On connaît tous le saumon comme le poisson star de la santé. Riche en oméga-3, acides gras essentiels, il trône souvent dans nos assiettes. Pourtant, une nouvelle étude vient bouleverser ce classement bien établi. Trois poissons souvent oubliés éclipsent aujourd’hui le saumon… et vous les avez sûrement déjà vus sur les étals sans les remarquer.
Pourquoi faut-il varier les poissons qu’on consomme ?
Le Programme National Nutrition Santé (PNNS) recommande de consommer du poisson deux fois par semaine – dont au moins une fois un poisson gras. Pourquoi cette précision ? Parce que les poissons gras sont gorgés d’oméga-3, des graisses essentielles à notre organisme.
Ces acides gras contribuent à :
- Renforcer la santé du cœur
- Maintenir un bon fonctionnement du cerveau
- Préserver la santé de la vision
Mais attention : tous les poissons ne se valent pas. Le saumon, souvent élevé en aquaculture, n’est plus le seul à pouvoir se vanter d’être bon pour votre santé…
Étude choc : trois poissons font mieux que le saumon
Des chercheurs de l’Université de Cambridge ont analysé la valeur nutritionnelle de plusieurs espèces marines. Résultat étonnant : le maquereau, le hareng et les anchois sortent grands gagnants.

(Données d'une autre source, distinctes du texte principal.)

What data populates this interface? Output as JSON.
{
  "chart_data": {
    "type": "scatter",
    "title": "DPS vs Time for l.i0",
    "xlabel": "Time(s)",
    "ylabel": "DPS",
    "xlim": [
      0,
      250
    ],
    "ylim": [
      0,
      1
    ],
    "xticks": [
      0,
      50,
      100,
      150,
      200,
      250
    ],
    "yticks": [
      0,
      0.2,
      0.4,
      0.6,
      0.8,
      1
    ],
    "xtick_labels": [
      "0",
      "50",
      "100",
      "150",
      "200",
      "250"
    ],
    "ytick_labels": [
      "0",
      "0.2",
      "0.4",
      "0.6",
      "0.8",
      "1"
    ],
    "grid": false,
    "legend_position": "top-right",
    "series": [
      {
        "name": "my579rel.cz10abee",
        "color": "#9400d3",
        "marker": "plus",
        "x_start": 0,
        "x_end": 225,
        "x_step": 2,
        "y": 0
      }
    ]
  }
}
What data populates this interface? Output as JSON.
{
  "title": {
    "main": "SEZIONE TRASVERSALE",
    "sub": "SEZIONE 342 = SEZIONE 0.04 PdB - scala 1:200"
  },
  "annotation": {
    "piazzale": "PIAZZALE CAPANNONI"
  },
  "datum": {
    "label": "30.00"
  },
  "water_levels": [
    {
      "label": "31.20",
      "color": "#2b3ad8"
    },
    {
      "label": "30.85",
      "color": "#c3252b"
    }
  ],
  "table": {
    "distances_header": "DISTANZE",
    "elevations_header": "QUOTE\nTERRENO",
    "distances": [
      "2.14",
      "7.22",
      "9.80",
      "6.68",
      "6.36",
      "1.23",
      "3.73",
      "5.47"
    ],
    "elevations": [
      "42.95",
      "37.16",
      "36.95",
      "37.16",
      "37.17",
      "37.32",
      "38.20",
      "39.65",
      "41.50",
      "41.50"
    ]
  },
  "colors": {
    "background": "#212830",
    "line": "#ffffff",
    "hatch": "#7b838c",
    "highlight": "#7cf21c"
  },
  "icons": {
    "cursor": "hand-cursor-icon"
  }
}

Oui, ces petits poissons parfois oubliés sont en réalité de véritables concentrés de nutriments.
Voici ce qu’ils contiennent :
- Calcium : jusqu’à 5 fois plus que le saumon
- Iode : 4 fois plus élevé
- Vitamine B12 et A : très présentes
Le docteur David Willer, auteur de l’étude, résume : “Quelques ajustements dans notre consommation de poisson peuvent réellement améliorer notre santé et celle de la planète.”

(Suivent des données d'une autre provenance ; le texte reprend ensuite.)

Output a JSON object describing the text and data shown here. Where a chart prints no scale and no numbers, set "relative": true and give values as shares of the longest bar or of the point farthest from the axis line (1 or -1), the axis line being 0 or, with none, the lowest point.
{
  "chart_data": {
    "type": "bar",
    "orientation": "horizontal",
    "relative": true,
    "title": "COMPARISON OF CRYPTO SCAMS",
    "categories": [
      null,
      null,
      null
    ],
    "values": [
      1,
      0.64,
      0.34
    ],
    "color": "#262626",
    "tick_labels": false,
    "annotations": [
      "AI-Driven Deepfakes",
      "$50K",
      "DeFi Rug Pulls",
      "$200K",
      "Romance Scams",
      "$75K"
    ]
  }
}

Derrière leur discrétion, des trésors nutritionnels
Regardons ces trois champions de plus près :
1. Le maquereau
Poisson riche et goûteux, il est parfait grillé, en filets ou même en conserve. Riche en oméga-3, en protéines et en vitamines B, il soutient le système cardiovasculaire et le cerveau.
2. Le hareng
Souvent fumé ou mariné, il est extrêmement riche en vitamine D et en oméga-3. C’est un allié santé, surtout en hiver quand on manque de soleil.
3. Les anchois
Tout petits mais très puissants, les anchois regorgent de protéines, de calcium et d’iode, deux nutriments clés trop souvent négligés dans l’alimentation des femmes et des adolescentes.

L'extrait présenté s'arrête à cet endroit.